Because it’s at the end of a line, rather than in the middle, it’s much easier. I would check for newline followed by 99 spaces, and replace that with nothing (or with one space):
- FIND =
\R\x20{99}
- REPLACE = empty, or a single space, or
\x20
- MODE = regular expression
Determine whether to use a space or empty in the replacement based on whether your data has spaces between last alphanumeric and the line-ending.
- FIND =
-
I forgot I hadn’t shared my generic regex advice. Please read and understand this for any future questions
----
Do you want regex search/replace help? Then please be patient and polite, show some effort, and be willing to learn; answer questions and requests for clarification that are made of you. All example text should be marked as plain text using the
</>
toolbar button or manual Markdown syntax.
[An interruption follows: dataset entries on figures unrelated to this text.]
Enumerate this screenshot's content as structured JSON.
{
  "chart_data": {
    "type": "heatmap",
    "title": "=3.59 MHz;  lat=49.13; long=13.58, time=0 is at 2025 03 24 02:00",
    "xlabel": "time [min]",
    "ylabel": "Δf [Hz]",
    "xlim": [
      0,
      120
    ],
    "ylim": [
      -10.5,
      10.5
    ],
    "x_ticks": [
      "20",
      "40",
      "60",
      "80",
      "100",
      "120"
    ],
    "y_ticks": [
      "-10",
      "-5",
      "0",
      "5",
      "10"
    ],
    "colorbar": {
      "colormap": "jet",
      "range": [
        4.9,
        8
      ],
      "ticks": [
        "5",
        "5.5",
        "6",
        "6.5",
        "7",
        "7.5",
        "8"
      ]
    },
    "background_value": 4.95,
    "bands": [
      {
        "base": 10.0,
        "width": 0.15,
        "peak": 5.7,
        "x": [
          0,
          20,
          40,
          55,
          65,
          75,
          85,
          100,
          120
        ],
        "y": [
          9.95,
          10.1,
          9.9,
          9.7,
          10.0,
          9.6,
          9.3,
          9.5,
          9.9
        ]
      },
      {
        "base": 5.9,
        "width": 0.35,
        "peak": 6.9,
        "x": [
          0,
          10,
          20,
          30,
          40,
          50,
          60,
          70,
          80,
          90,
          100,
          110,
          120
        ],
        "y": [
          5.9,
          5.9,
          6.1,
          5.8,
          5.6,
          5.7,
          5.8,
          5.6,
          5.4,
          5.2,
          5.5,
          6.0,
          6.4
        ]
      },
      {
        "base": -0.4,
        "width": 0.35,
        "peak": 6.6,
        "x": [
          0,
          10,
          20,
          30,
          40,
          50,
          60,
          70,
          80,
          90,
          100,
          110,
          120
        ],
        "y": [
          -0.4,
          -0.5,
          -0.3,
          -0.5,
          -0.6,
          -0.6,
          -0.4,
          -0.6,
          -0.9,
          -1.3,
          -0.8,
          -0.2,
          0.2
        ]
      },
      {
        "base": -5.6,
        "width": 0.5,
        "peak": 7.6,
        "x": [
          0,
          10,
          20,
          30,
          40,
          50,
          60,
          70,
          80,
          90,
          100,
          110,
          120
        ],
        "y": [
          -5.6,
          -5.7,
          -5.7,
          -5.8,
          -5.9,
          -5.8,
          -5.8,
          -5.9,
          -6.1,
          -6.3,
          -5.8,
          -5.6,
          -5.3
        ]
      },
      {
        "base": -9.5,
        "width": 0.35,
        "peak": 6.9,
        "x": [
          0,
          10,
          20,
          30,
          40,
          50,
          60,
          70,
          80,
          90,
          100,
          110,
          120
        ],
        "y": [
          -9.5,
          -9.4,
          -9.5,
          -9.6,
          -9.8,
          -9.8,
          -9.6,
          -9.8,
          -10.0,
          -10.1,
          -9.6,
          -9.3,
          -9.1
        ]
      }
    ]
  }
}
Screenshots can be pasted from the clipboard to your post usingCtrl+V
to show graphical items, but any text should be included as literal text in your post so we can easily copy/paste your data. Show the data you have and the text you want to get from that data; include examples of things that should match and be transformed, and things that don’t match and should be left alone; show edge cases and make sure you examples are as varied as your real data. Show the regex you already tried, and why you thought it should work; tell us what’s wrong with what you do get… Read the official NPP Searching / Regex docs and the forum’s Regular Expression FAQ. If you follow these guidelines, you’re much more likely to get helpful replies that solve your problem in the shortest number of tries. -
Thank you for the kind help. I am completely new to Notepad++ and Regex. As you have mentioned in the previous about the ease of having description column at end, I tried moving the column to end in Notepad++. However I was not able to figure out the Regex code. I would be patient enough and try the syntax before posting.
-
I have a basic query. How did you find out the number of spaces i.e 99 followed by a new line. Is it manual processes of counting or Does Notepad++ has any feature to find out the same?
Thank you
-
I could have counted the spaces – easier to do with View > Show Symbol > Show Whitespace and TAB
Or, with my cursor at “WITHDRAWL” from your example data, Notepad++ says the cursor is at column 100, which means that there are 99 spaces before:
Or I could select all the spaces, and the status bar tells me the selection is 99 characters wide:
Any of those will work
-
Thank you for the detailed explanation.